The House bill would gradually increase the minimum threshold for states so that 70 percent of their welfare participants would have to be in jobs.

The bill also would change work requirements for individuals. Currently, participants must work at least 20 hours weekly and perform an additional 10 hours of work-related activities, such as job training. The measure approved by the House would require 24 hours of work and 16 hours of additional work-related activities.

"When we talk about work, we mean full-time work, not because we want to be mean, but because we want that person and that family to be lifted out poverty," Horn said. "A focus on part-time work doesn't get you there. A focus on full-time work does."

The Congressional Budget Office estimated that states would face $8.3 billion in additional costs over five years as a result of the House-approved provisions. Those costs include $4.2 billion to operate work programs and $4.1 billion to provide child-care subsidies. The House bill provides an additional $500 million to help states fund child care.

Levin said his biggest complaint is that the 40-hour requirement would lead to the creation of what he calls "workfare," or jobs that the public sector creates specifically for welfare participants so states meet federal guidelines.

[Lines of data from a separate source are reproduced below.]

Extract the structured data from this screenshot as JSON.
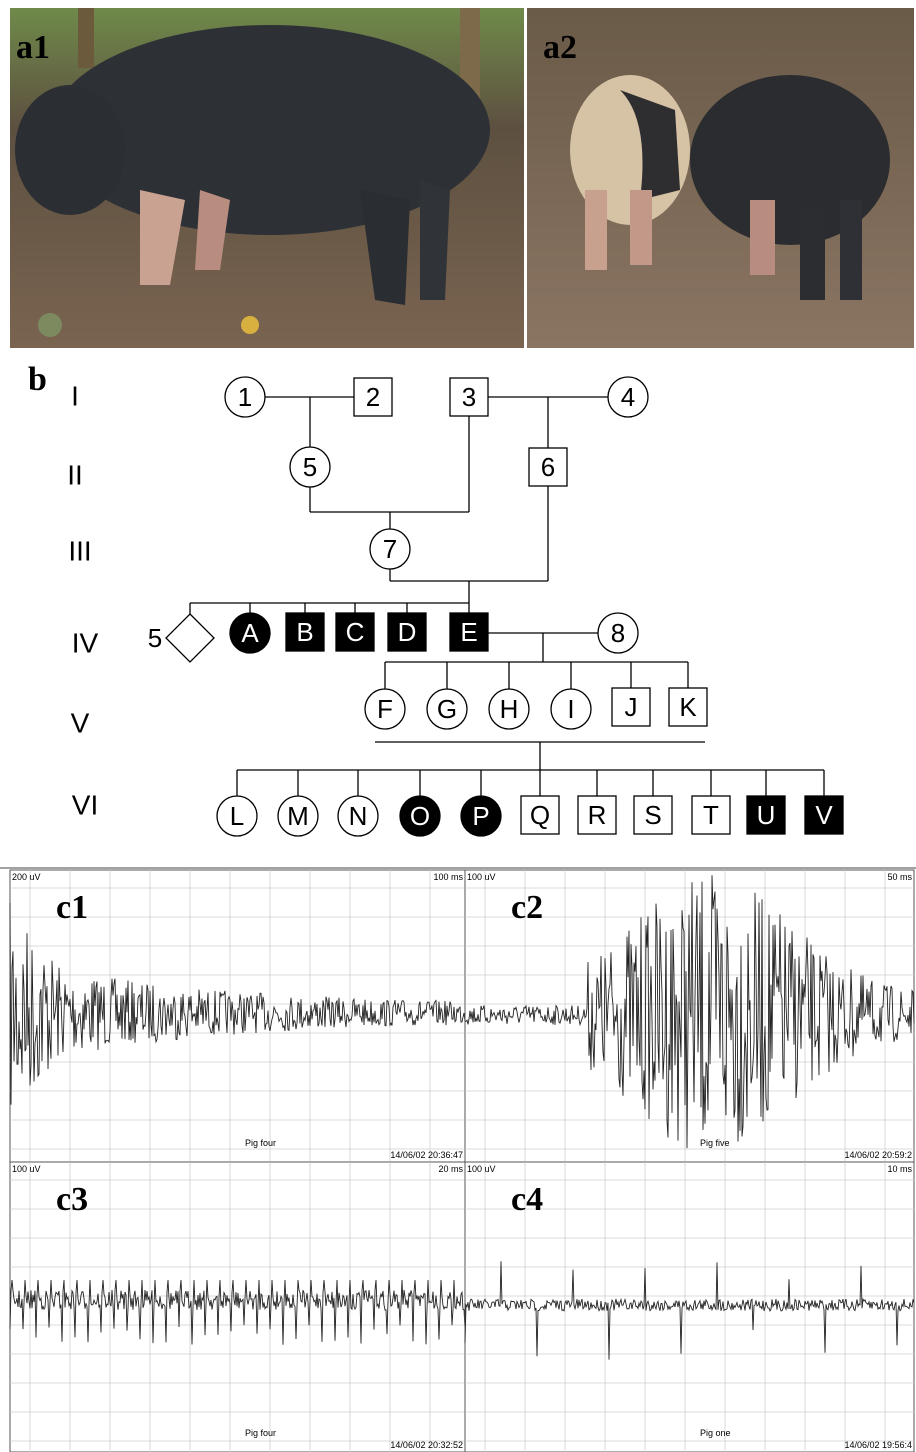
{
  "photos": [
    {
      "label": "a1"
    },
    {
      "label": "a2"
    }
  ],
  "pedigree": {
    "label": "b",
    "generations": [
      "I",
      "II",
      "III",
      "IV",
      "V",
      "VI"
    ],
    "nodes": [
      {
        "label": "1",
        "shape": "circle",
        "affected": false
      },
      {
        "label": "2",
        "shape": "square",
        "affected": false
      },
      {
        "label": "3",
        "shape": "square",
        "affected": false
      },
      {
        "label": "4",
        "shape": "circle",
        "affected": false
      },
      {
        "label": "5",
        "shape": "circle",
        "affected": false
      },
      {
        "label": "6",
        "shape": "square",
        "affected": false
      },
      {
        "label": "7",
        "shape": "circle",
        "affected": false
      },
      {
        "label": "5",
        "shape": "diamond",
        "affected": false
      },
      {
        "label": "A",
        "shape": "circle",
        "affected": true
      },
      {
        "label": "B",
        "shape": "square",
        "affected": true
      },
      {
        "label": "C",
        "shape": "square",
        "affected": true
      },
      {
        "label": "D",
        "shape": "square",
        "affected": true
      },
      {
        "label": "E",
        "shape": "square",
        "affected": true
      },
      {
        "label": "8",
        "shape": "circle",
        "affected": false
      },
      {
        "label": "F",
        "shape": "circle",
        "affected": false
      },
      {
        "label": "G",
        "shape": "circle",
        "affected": false
      },
      {
        "label": "H",
        "shape": "circle",
        "affected": false
      },
      {
        "label": "I",
        "shape": "circle",
        "affected": false
      },
      {
        "label": "J",
        "shape": "square",
        "affected": false
      },
      {
        "label": "K",
        "shape": "square",
        "affected": false
      },
      {
        "label": "L",
        "shape": "circle",
        "affected": false
      },
      {
        "label": "M",
        "shape": "circle",
        "affected": false
      },
      {
        "label": "N",
        "shape": "circle",
        "affected": false
      },
      {
        "label": "O",
        "shape": "circle",
        "affected": true
      },
      {
        "label": "P",
        "shape": "circle",
        "affected": true
      },
      {
        "label": "Q",
        "shape": "square",
        "affected": false
      },
      {
        "label": "R",
        "shape": "square",
        "affected": false
      },
      {
        "label": "S",
        "shape": "square",
        "affected": false
      },
      {
        "label": "T",
        "shape": "square",
        "affected": false
      },
      {
        "label": "U",
        "shape": "square",
        "affected": true
      },
      {
        "label": "V",
        "shape": "square",
        "affected": true
      }
    ]
  },
  "traces": [
    {
      "label": "c1",
      "scale": "200 uV",
      "time": "100 ms",
      "subject": "Pig four",
      "timestamp": "14/06/02 20:36:47"
    },
    {
      "label": "c2",
      "scale": "100 uV",
      "time": "50 ms",
      "subject": "Pig five",
      "timestamp": "14/06/02 20:59:2"
    },
    {
      "label": "c3",
      "scale": "100 uV",
      "time": "20 ms",
      "subject": "Pig four",
      "timestamp": "14/06/02 20:32:52"
    },
    {
      "label": "c4",
      "scale": "100 uV",
      "time": "10 ms",
      "subject": "Pig one",
      "timestamp": "14/06/02 19:56:4"
    }
  ]
}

"They don't provide people with the skills, the steps on the ladder that they need to make it today," Levin said.

Sharon Parrott, director of welfare policy at the Center on Budget and Policy Priorities, said states would face new budget problems if the legislation passes. She said they would have to put up more of their own money, cut programs to pay for welfare-to-work programs, or simply make it as difficult as possible for people to qualify for the program.